Sénégal : l’accord historique avec Jakarta pour une révolution de l’huile de palme locale

Le Sénégal trace une voie décisive pour mettre fin à une décennie de stagnation dans sa filière huile de palme. En scellant un partenariat stratégique avec l’Indonésie, Dakar enclenche un virage historique capable de transformer radicalement son paysage agricole.
Une rencontre discrète, mais aux enjeux colossaux, s’est tenue à Dakar le 11 septembre dernier. Autour de l’ambassadeur d’Indonésie, le ministère sénégalais de l’Agriculture, de la Souveraineté alimentaire et de l’Élevage a dévoilé un projet d’une ambition sans précédent : développer 60 000 hectares de palmiers à huile dans le centre et le sud du pays. Un bond prodigieux quand on sait que la superficie actuelle peine à dépasser les 12 000 hectares. Les deux nations s’emploient désormais à mettre en place une équipe technique conjointe pour concrétiser cette vision, bien que les détails sur le calendrier et le financement restent encore sous silence.
Une filière en coma technique depuis dix ans
Le constat est accablant : entre 2015 et 2024, les surfaces cultivées de palmiers à huile au Sénégal n’ont jamais excédé 12 000 hectares, selon les dernières données de la FAO. Cette stagnation s’est répercutée directement sur la production industrielle, maintenue à un niveau anémique de 14 000 tonnes par an.

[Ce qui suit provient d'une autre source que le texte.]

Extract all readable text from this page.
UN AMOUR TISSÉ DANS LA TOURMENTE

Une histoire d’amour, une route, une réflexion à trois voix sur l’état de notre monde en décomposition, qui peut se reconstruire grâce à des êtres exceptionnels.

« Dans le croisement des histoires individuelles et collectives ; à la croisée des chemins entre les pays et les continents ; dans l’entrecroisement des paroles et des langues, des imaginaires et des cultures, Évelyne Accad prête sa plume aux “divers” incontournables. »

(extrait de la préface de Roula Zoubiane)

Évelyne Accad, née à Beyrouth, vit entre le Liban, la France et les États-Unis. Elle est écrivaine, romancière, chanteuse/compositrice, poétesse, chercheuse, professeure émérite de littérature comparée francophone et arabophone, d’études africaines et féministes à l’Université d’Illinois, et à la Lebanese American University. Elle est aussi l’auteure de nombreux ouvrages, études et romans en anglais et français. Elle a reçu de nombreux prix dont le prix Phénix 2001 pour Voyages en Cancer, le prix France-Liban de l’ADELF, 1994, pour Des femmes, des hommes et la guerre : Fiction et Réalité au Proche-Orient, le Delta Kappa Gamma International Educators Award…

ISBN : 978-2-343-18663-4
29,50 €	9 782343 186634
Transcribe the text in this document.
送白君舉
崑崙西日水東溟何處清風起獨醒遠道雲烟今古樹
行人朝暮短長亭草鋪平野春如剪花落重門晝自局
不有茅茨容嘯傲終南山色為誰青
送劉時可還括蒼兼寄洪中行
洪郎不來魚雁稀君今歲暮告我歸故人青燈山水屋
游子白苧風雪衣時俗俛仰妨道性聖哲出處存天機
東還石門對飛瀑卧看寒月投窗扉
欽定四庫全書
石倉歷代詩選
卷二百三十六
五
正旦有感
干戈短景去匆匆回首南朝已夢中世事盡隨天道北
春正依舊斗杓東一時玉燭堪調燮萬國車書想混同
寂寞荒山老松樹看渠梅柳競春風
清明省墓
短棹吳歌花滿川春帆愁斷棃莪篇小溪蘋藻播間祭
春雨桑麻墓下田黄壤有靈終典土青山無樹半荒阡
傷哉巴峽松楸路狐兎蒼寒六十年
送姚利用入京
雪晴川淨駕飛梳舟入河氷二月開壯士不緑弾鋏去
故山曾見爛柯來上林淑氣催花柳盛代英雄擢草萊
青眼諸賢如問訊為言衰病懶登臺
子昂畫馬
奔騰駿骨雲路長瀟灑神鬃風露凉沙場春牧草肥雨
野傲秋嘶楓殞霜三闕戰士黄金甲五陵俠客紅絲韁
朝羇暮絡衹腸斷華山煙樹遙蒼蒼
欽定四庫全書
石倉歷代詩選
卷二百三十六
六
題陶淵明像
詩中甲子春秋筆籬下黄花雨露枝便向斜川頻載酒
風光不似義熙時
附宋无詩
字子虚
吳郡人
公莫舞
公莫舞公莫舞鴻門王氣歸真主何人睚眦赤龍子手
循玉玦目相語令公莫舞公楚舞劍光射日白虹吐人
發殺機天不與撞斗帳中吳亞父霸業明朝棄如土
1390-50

Face à une demande intérieure persistante, le Sénégal a dû combler l’écart par des importations massives. Chaque année, entre 2015 et 2024, le pays a importé en moyenne 148 100 tonnes d’huile de palme, avec un pic à 195 937 tonnes en 2017. La facture annuelle moyenne a atteint 108 millions de dollars, culminant à 172 millions en 2020. Une dépendance coûteuse que les autorités veulent désormais éradiquer dans le cadre de leur politique de souveraineté alimentaire.
L’Indonésie, un géant agricole pour révolutionner le secteur
Le choix de l’Indonésie n’est pas anodin. Premier producteur mondial avec une estimation de 46,7 millions de tonnes pour la campagne 2025/2026 (USDA), l’archipel asiatique domine le marché grâce à une expertise inégalée en sélection variétale, gestion des plantations et transformation industrielle.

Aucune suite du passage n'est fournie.